Voyages of Columbus to the New World

On the four voyages of Columbus to the New World which he gave to Castille and to Leon he saw all the larger islands of the Caribbean and coasted along a not inconsiderable part of its shores. Could he have revisited the scene of his discoveries periodically in the three centuries following he would, it is safe to say, have been in many ways greatly disappointed. Instead of the oriental civilizations with their great riches which he had sought to reach he would have found that there were only the primitive Indian tribes such as he had himself encountered. Great riches, though not those of the Orient, he would have learned had been discovered and had been made a source of income to the Spanish crown and its representatives. This wealth had come to light, indeed, soon after he himself had passed away, but it was not in the regions he had explored but still farther on, in Mexico and in Peru.

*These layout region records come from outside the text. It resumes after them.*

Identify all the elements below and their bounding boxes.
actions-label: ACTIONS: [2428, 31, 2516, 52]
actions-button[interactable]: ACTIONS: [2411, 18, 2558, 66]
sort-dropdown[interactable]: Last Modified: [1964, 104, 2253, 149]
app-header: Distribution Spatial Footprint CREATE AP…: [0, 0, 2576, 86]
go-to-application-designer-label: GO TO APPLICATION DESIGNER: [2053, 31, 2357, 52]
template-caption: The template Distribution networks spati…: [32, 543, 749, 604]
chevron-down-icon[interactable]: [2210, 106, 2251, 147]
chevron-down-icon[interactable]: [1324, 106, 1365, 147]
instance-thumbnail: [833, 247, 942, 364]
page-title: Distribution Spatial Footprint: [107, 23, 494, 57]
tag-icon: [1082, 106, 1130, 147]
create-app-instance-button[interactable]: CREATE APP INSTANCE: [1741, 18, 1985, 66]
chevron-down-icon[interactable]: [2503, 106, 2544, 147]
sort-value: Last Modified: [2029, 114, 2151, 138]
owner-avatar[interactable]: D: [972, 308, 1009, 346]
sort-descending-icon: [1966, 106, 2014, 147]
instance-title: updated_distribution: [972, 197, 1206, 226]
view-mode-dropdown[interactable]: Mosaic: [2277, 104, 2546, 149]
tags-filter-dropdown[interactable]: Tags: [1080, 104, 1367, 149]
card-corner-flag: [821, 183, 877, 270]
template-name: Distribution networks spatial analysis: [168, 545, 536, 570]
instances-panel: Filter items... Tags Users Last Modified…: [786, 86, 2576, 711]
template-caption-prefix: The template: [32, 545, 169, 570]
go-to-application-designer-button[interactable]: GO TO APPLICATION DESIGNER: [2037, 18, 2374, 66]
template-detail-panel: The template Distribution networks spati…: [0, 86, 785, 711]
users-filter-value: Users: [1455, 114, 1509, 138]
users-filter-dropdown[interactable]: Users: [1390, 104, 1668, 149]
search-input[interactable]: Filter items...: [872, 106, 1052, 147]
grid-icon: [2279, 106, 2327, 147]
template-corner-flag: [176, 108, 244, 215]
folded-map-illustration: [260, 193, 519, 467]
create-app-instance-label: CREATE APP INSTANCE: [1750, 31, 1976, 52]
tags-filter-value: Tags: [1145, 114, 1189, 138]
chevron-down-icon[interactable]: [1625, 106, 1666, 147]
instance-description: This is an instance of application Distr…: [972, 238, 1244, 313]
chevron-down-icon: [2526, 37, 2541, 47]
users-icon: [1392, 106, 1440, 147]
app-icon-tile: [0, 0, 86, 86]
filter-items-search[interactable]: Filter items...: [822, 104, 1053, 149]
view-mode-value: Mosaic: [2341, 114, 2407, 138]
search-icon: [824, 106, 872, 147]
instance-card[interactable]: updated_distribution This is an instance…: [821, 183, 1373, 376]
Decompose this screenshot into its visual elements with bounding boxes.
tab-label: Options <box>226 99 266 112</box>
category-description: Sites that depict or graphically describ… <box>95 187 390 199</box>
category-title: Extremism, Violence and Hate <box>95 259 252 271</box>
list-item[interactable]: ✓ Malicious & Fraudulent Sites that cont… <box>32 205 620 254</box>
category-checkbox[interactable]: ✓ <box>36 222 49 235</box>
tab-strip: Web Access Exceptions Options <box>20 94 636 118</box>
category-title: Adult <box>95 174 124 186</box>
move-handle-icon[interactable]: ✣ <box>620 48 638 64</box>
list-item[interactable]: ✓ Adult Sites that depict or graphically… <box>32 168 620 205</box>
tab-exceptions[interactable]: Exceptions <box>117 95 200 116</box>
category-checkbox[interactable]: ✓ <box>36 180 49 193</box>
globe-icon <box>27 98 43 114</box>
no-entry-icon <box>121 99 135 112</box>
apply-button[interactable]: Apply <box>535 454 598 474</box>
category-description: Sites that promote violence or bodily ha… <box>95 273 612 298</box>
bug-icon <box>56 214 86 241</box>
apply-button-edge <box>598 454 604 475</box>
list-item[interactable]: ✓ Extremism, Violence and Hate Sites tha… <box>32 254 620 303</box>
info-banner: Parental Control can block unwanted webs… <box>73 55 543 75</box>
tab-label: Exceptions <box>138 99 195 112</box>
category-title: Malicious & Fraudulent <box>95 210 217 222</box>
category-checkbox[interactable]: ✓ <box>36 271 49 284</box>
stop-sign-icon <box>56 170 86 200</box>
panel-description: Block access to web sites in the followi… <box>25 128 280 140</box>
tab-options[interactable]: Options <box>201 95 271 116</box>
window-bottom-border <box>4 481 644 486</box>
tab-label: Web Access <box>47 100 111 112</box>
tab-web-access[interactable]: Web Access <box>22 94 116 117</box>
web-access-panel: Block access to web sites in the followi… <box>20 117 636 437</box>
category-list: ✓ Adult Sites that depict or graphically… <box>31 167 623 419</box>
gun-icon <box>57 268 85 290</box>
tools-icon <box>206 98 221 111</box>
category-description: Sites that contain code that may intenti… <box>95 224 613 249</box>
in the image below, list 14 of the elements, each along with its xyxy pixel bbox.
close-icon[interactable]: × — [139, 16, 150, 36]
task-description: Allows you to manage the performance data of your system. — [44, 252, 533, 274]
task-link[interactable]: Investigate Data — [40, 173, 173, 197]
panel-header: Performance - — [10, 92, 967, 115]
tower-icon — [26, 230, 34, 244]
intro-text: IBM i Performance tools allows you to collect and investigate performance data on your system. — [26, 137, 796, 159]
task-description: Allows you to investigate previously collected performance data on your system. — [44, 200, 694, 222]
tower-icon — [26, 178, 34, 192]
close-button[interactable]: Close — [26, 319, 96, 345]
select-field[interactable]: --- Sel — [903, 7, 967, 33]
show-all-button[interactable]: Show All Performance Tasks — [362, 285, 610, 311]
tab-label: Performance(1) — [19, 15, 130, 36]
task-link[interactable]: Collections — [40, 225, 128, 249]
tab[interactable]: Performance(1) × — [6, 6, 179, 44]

The regions he had traversed remained for a long period a backwash, valuable not so much in themselves as because they lay on the way to the more easily exploitable, more thickly inhabited regions in which the precious metals were to be had.

The islands he discovered and the lands bordering upon the seas he sailed he might have thought were a doubtful blessing to the Spanish crown. They had to be defended and their scattered character made the task one increasingly difficult as other countries gained in power and reached a position in which they could dispute the national monopoly. It would have seemed to him, indeed, as if these islands and the then unproductive mainland areas were at times vantage-points from which the enemies of his most Christian majesty could operate against Spanish interests rather than bulwarks by which they might be defended.

At the end of three hundred years he would still have found the commerce through the Caribbean which Spain most prized to be transit trade carried up the west coast to the isthmus and from the far east and Mexico down to Vera Cruz and thence by fleets to Spain. Valuable it was, but not of great volume and not supporting frequent sailings to the home country.

He would have been disturbed by the fact that other countries had already begun to get a foothold in the territories claimed by Spain, and would have heard perhaps the rumblings of discontent which were soon to grow into revolutions and break down the great colonial system which his discoveries had made possible.